I like reading some of the comments from some of the users. Specifically, Naravara, who I agree with on a lot of things.
The reason I started using tildes in the first place, though, was because I started becoming obsessed with the old internet. Old forums and Usenet. Stuff that had been around before I was born. I would read threads on r/theoryofreddit about the history of the internet and how it’s evolved since Reddit began. I started becoming nostalgic for a time I was not alive for. A time when the internet seemed... better. I was already a few months out of my Twitter phase, and I was looking for a place where people could write in cohesive sentences.
While digging through old posts on r/theoryofreddit I learned about the existence of this site and Hacker News. And I spent quite a bit of time reading old posts and discussions from both.
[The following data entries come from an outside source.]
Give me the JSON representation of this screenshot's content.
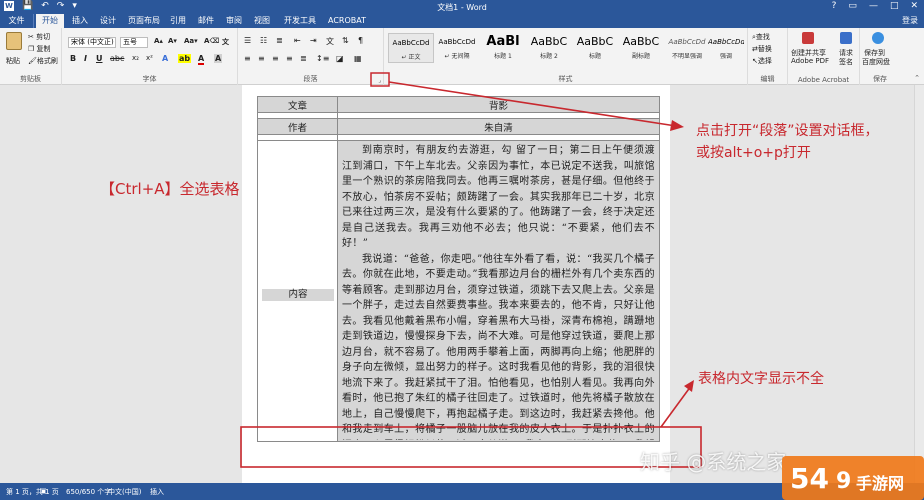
{
  "window": {
    "title": "文档1 - Word",
    "controls": [
      "?",
      "▭",
      "—",
      "□",
      "✕"
    ]
  },
  "tabs": {
    "file": "文件",
    "items": [
      "开始",
      "插入",
      "设计",
      "页面布局",
      "引用",
      "邮件",
      "审阅",
      "视图",
      "开发工具",
      "ACROBAT"
    ],
    "active": "开始",
    "login": "登录"
  },
  "ribbon": {
    "clipboard": {
      "paste": "粘贴",
      "cut": "剪切",
      "copy": "复制",
      "format_painter": "格式刷",
      "label": "剪贴板"
    },
    "font": {
      "name": "宋体 (中文正)",
      "size": "五号",
      "label": "字体"
    },
    "paragraph": {
      "label": "段落"
    },
    "styles": {
      "label": "样式",
      "items": [
        {
          "sample": "AaBbCcDd",
          "name": "↵ 正文"
        },
        {
          "sample": "AaBbCcDd",
          "name": "↵ 无间隔"
        },
        {
          "sample": "AaBl",
          "name": "标题 1"
        },
        {
          "sample": "AaBbC",
          "name": "标题 2"
        },
        {
          "sample": "AaBbC",
          "name": "标题"
        },
        {
          "sample": "AaBbC",
          "name": "副标题"
        },
        {
          "sample": "AaBbCcDd",
          "name": "不明显强调"
        },
        {
          "sample": "AaBbCcDd",
          "name": "强调"
        }
      ]
    },
    "editing": {
      "label": "编辑",
      "find": "查找",
      "replace": "替换",
      "select": "选择"
    },
    "acrobat": {
      "label": "Adobe Acrobat",
      "create_line1": "创建并共享",
      "create_line2": "Adobe PDF",
      "sign_line1": "请求",
      "sign_line2": "签名"
    },
    "save_cloud": {
      "label": "保存到",
      "line1": "保存到",
      "line2": "百度网盘",
      "group": "保存"
    }
  },
  "document": {
    "rows": [
      {
        "key": "文章",
        "value": "背影"
      },
      {
        "key": "作者",
        "value": "朱自清"
      }
    ],
    "content_label": "内容",
    "paragraphs": [
      "到南京时，有朋友约去游逛，勾 留了一日；第二日上午便须渡江到浦口，下午上车北去。父亲因为事忙，本已说定不送我，叫旅馆里一个熟识的茶房陪我同去。他再三嘱咐茶房，甚是仔细。但他终于不放心，怕茶房不妥帖；颇踌躇了一会。其实我那年已二十岁，北京已来往过两三次，是没有什么要紧的了。他踌躇了一会，终于决定还是自己送我去。我再三劝他不必去；他只说：“不要紧，他们去不好！”",
      "我说道：“爸爸，你走吧。”他往车外看了看，说：“我买几个橘子去。你就在此地，不要走动。”我看那边月台的栅栏外有几个卖东西的等着顾客。走到那边月台，须穿过铁道，须跳下去又爬上去。父亲是一个胖子，走过去自然要费事些。我本来要去的，他不肯，只好让他去。我看见他戴着黑布小帽，穿着黑布大马褂，深青布棉袍，蹒跚地走到铁道边，慢慢探身下去，尚不大难。可是他穿过铁道，要爬上那边月台，就不容易了。他用两手攀着上面，两脚再向上缩；他肥胖的身子向左微倾，显出努力的样子。这时我看见他的背影，我的泪很快地流下来了。我赶紧拭干了泪。怕他看见，也怕别人看见。我再向外看时，他已抱了朱红的橘子往回走了。过铁道时，他先将橘子散放在地上，自己慢慢爬下，再抱起橘子走。到这边时，我赶紧去搀他。他和我走到车上，将橘子一股脑儿放在我的皮大衣上。于是扑扑衣上的泥土，心里很轻松似的，过一会儿说：“我走了，到那边来信！”我望着他走出去。他走了几步，回过头看见我，说：“进去吧，里边没人。”等他的背影混入来来往往的人里，再找不着了，我便进来坐下，我的眼泪又来了。"
    ]
  },
  "annotations": {
    "ctrl_a": "【Ctrl+A】全选表格",
    "paragraph_dialog_line1": "点击打开“段落”设置对话框，",
    "paragraph_dialog_line2": "或按alt+o+p打开",
    "cut_off": "表格内文字显示不全",
    "watermark": "知乎 @系统之家",
    "logo": "手游网"
  },
  "statusbar": {
    "page": "第 1 页，共 1 页",
    "words": "650/650 个字",
    "language": "中文(中国)",
    "mode": "插入"
  },
  "colors": {
    "word_blue": "#2b579a",
    "annotation_red": "#c8282e",
    "table_shade": "#d6d6d6"
  }
}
It seemed like the type of thing I was looking for.
So for me, it’s more of a way to read higher quality comments and articles rather than having any sense of community with any of the people here. No offense to anyone, I just don't ever feel close to people I meet on the internet.
I think on Tildes there's a higher likelihood of getting smart and/or civil, even warm answers than in other websites.
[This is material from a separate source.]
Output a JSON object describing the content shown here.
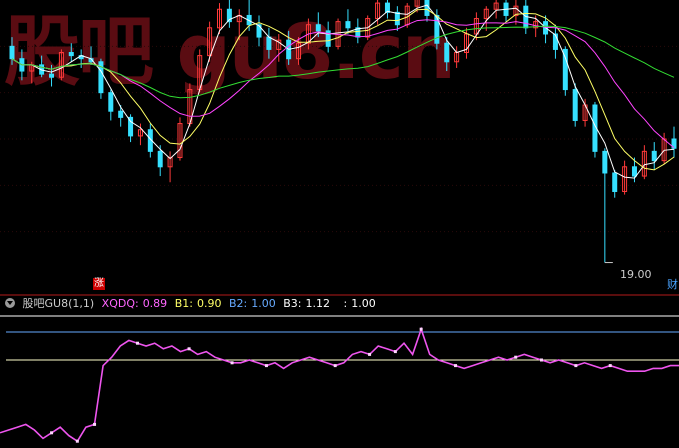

It still has all the problems I find elsewhere, but they're a lot less frequent. I'm more likely to post here because of that.
I'll be honest, when I first started this account I was desperate to get rid of Reddit, but I find myself these days communicating via Reddit, Twitter, and this.
For me, Tildes is just another platform with its own quirks and rules. It lacks in popularity, but what it lacks in popularity it makes up for pretty detailed discussion instead of memetic/pop-culture based replies (which don't get me wrong, I love them! It's just nice to have yet another place that doesn't default to that)
For myself, the Internet standard is non-binaries usenet before google bought dejanews. I learned so many interesting things there, and was able to express my ideas, no matter how weird. I got flamed sure, but at least I got them out. As ithers have shared/implied, it’s about userbase.
For a long while, reddit was almost that.
Tildes lacks the diversity of newsgroups, but definitely draws and maintains the userbase. Alas that there are so few olds. This is at least partly (mostly?) due to my inability to grow up. But noone here judges me for that (at least not out loud).
Fellow "old" here. For me, the most difficult part of being old on Tildes is that feeling you've heard most of the arguments previously, and don't feel like recapitulating them for the new generations. That's true just about everywhere.
I think it's a neat little quiet community. It's also got a solid codebase that I've been able to learn a lot from.
I think there's two main reasons:
Tildes is like a taste of ~2005 internet back before aggregators took over forums.
It's a small community where you recognize a lot of the names and over time come to know a little bit about the people behind the handles. There's occasional drama of course but everyone is quite respectful even in disagreement which is pretty rare these days.
Tildes also has several high quality commenters who elevate discussion and make me evaluate my own opinions. That really helps drive long term engagement in a world where most people are eager to read content rather than write it.
I don’t post too often, but I do regularly poke my head in on the conversations happening here and the level of discussion tends to be pretty damn high and pretty damn civil, so that’s nice. Basically, I find Tildes is a good spot to acquire some Food For Thought ®.